Unintended and in situ amorphisation of pharmaceuticals.

Amorphisation of poorly water-soluble drugs is one approach that can be applied to improve their solubility and thus their bioavailability. Amorphisation is a process that usually requires deliberate external energy input. However, amorphisation can happen both unintentionally, as in process-induced amorphisation during manufacturing, or in situ during dissolution, vaporisation, or lipolysis. The systems in which unintended and in situ amorphisation has been observed normally contain a drug and a carrier. Common carriers include polymers and mesoporous silica particles. However, the precise mechanisms by which in situ amorphisation occurs are often not fully understood. In situ amorphisation can be exploited and performed before administration of the drug or possibly even within the gastrointestinal tract, as can be inferred from in situ amorphisation observed during in vitro lipolysis. The use of in situ amorphisation can thus confer the advantages of the amorphous form, such as higher apparent solubility and faster dissolution rate, without the disadvantage of its physical instability.

Dissolution properties of co-amorphous drug-amino acid formulations in buffer and biorelevant media.

Co-amorphous formulations, particularly binary drug-amino acid mixtures, have been shown to provide enhanced dissolution for poorly-soluble drugs and improved physical stability of the amorphous state. However, to date the dissolution properties (mainly intrinsic dissolution rate) of the co-amorphous formulations have been tested only in buffers and their supersaturation ability remain unexplored.

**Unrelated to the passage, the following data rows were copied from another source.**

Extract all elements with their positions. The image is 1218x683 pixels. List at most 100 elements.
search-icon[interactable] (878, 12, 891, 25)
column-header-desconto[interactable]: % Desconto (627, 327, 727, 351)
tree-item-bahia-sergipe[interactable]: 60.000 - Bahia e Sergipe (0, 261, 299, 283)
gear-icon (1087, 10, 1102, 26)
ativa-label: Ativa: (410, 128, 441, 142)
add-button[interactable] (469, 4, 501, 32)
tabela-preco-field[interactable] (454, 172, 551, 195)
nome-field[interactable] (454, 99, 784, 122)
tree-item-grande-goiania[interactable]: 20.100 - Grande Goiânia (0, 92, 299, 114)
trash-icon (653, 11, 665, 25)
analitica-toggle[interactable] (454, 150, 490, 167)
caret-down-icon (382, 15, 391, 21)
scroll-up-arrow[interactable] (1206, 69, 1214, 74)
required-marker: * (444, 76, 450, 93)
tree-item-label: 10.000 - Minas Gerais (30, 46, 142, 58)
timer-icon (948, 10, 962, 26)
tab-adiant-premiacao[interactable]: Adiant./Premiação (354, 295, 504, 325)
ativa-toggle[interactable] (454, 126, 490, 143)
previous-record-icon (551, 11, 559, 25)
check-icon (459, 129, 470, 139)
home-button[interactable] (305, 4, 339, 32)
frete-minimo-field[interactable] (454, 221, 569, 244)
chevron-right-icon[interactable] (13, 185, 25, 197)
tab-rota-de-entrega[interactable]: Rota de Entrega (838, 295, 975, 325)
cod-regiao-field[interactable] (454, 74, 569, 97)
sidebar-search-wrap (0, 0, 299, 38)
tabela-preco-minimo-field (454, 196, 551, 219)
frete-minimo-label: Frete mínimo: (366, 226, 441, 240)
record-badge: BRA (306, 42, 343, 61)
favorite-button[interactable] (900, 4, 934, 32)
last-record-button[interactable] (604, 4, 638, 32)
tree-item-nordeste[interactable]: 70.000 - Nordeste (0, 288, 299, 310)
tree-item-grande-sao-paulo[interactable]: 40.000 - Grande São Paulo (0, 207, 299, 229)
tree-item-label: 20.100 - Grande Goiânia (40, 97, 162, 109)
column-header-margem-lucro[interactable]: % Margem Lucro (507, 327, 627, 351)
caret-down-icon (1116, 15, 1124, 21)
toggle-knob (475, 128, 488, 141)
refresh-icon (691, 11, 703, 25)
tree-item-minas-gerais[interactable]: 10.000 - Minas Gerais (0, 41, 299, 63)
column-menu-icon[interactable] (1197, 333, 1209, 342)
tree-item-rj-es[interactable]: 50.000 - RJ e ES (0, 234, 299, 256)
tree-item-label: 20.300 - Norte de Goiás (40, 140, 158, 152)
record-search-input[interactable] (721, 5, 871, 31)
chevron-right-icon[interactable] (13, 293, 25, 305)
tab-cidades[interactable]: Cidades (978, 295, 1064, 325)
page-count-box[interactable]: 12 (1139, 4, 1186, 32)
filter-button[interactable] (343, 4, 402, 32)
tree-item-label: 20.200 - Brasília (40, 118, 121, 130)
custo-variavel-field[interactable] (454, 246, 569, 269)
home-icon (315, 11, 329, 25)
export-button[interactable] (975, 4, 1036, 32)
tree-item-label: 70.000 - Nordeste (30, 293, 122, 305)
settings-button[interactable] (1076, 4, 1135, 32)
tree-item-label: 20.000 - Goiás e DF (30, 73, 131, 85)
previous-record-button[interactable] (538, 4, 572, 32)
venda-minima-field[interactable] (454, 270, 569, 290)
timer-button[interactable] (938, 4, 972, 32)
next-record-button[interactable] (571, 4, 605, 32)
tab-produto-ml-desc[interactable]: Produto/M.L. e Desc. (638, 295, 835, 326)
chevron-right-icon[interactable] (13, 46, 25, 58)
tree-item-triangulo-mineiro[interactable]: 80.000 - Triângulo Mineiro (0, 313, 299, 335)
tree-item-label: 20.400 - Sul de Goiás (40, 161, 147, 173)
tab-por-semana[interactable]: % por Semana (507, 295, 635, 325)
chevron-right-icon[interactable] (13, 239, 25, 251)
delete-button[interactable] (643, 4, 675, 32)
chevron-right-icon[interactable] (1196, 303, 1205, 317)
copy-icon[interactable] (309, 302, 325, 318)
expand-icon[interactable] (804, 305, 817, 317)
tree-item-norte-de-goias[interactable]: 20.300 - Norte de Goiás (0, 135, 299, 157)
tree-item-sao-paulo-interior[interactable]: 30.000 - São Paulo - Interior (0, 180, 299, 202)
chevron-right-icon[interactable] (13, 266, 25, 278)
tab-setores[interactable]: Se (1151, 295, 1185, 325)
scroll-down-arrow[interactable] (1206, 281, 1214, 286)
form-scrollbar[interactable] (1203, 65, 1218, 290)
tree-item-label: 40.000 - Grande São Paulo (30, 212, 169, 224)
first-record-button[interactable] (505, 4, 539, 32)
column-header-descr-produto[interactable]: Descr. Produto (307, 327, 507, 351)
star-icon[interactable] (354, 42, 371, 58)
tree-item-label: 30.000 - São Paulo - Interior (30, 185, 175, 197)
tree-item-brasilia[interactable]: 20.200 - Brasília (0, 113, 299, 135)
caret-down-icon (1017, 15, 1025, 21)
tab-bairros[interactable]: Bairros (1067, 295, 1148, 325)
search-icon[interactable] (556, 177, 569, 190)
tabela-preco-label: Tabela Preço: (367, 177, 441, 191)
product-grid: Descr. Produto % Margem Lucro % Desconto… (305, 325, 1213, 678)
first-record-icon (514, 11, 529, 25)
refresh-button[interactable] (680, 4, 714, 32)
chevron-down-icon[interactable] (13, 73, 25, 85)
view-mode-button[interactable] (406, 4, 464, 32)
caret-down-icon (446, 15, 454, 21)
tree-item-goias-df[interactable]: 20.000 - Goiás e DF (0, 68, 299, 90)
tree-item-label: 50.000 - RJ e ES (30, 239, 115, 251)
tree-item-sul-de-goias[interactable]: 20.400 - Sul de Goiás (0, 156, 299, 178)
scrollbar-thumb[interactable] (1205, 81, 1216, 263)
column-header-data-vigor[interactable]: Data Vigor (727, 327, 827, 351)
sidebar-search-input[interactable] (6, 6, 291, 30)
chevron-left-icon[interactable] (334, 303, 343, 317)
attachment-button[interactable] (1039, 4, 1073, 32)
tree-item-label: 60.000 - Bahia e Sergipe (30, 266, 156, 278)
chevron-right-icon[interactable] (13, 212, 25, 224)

Consequently, dissolution studies in simulated intestinal fluids need to be conducted in order to better evaluate the potential of these systems in increasing the oral bioavailability of biopharmaceutics classification system class II drugs. In this study, solubility and dissolution properties of the co-amorphous simvastatin-lysine, gibenclamide-serine, glibenclamide-threonine and glibenclamide-serine-threonine were studied in phosphate buffer pH 7.2 and biorelevant media (fasted and fed state simulated intestinal fluids (FaSSIF and FeSSIF, respectively)). The co-amorphous formulations were found to provide a long-lasting supersaturation and improve the dissolution of the drugs compared to the crystalline and amorphous drugs alone in buffer. Similar improvement, but in lesser extent, was observed in biorelevant media suggesting that a dissolution advantage observed in aqueous buffers may overestimate the advantage in vivo. However, the results show that, in addition to stability advantage shown earlier, co-amorphous drug-amino acid formulations provide dissolution advantage over crystalline drugs in both aqueous and biorelevant conditions.

The impact of surface- and nano-crystallisation on the detected amorphous content and the dissolution behaviour of amorphous indomethacin.

The crystallinity and physical stability of amorphous drugs has previously been studied using different analytical techniques. However, the effect of the measurement method on observed crystallinity and its importance for critical quality attributes, such as dissolution, has not yet been widely investigated. The aim of this study was to (i) qualitatively analyse and understand the recrystallisation behaviour of amorphous indomethacin during storage, (ii) quantify the amorphous content during storage with complementary analytical techniques and (iii) investigate the relationship between observed recrystallisation behaviour and dissolution behaviour. Quench cooled indomethacin was stored and the samples were visualised by scanning electron microscopy to gain spatially resolved information about the recrystallisation behaviour. Crystallisation was quantified by Fourier transform attenuated total reflectance infrared (FT-ATR-IR) spectroscopy, differential scanning calorimetry and X-ray powder diffraction. These techniques resulted in different observed recrystallisation profiles. The physicochemical phenomena detected and sampling geometry for each technique together with the sample recrystallising from the surface and appearance of nano-crystals were used to explain the differences. The dissolution behaviour at the observed recrystallisation endpoints for the different analytical techniques revealed that FT-ATR-IR spectroscopy predicted the changes in dissolution behaviour due to crystallisation best.